Best known as one of our premiere local music venues in the Seventies, The ‘Dillo was also lowkey famous for its Tex Mex comfort food. Some of music’s biggest names fell in love with the simple but legendary dishes which were all designed to work well in a concert setting. Priest, in charge of creating all of the posters for Armadillo and considered “the godfather of poster art,” died in September 2018. We caught up with Leea Mechling to get some details about the new discovery.
Austin Chronicle: I understand the cookbook was found while staging the Micael Priest exhibit for SouthPop. Tell me more about the discovery.
Leea Mechling: I was looking through my music art collection (DilloGIrl Art Archive) and found the original art and a few of the brochures. There aren't any other known copies. In 1976, Rory (an employee in the kitchen) and I wanted to make this to hand out during the Christmas Bazaar. We sat with Micael and gave him the recipes. When he was doing the actual layout it was clear the recipes wouldn't fit so he shortened them...without getting guidance from me or Rory. We are going to display the original art and the brochure in the Micael Priest exhibit. We haven't made any plans to reprint it but the remaining copies of the original might be given to special patron level members as a joining gift.
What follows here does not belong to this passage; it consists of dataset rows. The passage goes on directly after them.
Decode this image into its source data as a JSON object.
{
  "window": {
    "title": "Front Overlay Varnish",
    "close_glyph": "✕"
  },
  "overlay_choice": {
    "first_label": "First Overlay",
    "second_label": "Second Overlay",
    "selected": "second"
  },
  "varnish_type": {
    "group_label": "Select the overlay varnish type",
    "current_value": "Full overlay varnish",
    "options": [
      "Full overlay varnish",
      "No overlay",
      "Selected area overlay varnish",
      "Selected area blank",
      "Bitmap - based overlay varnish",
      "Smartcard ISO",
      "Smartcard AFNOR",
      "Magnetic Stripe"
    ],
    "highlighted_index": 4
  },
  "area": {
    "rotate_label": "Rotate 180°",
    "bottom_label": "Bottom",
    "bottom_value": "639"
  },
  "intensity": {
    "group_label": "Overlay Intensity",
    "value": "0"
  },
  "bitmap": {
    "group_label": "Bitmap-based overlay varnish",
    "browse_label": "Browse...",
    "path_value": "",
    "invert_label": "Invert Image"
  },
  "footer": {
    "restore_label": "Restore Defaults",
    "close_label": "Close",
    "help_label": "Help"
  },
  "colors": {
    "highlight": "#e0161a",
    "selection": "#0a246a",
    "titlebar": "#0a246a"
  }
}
AC: Please tell me more about the Armadillo WHQ Kitchen/Cafe. I know it was a nightclub, so was there a kitchen in the back and counter service, or table service? Was it a standalone cafe? What was it like?
LM: The kitchen was near the back but had a counter that faced into the concert hall. There was another counter in the back at the beer garden. We had waitresses in the beer garden. The food was down home cooking with a hippie slant. No fried food. We baked our own bread (my sister, Michelle, really perfected the bread recipe and created AWHQ crackers). There was a daily special and an assortment of cold and hot foods. Sometimes we'd give the first 10 people of the day their meal for free.
AC: Who wrote the recipes and what are some of the best dishes?
LM: There were several people who created the recipes. Jan Beeman, Pam Ware, Big Rikke, Michelle Mechling Myers and these were updated as time went by. The sour cream enchiladas were a favorite, the roast chicken plate, and the NACHOS. The nachos were the best in the world.
AC: What are some of the most notable musician stories associated with the recipes and cafe?
LM: The Beach Boys had it put in their rider if they performed within a 150 mile radius of Austin, the AWHQ was to provide their food. Van Morrison came back and played an extra show to get some more of Jan Beeman's sour cream enchiladas. The Talking Heads didn't know what the heck nachos were....but David Byrne caught on quick. He loved them.
The Micael Priest show at SouthPop, which features the cookbook, is open March 10 - June 30.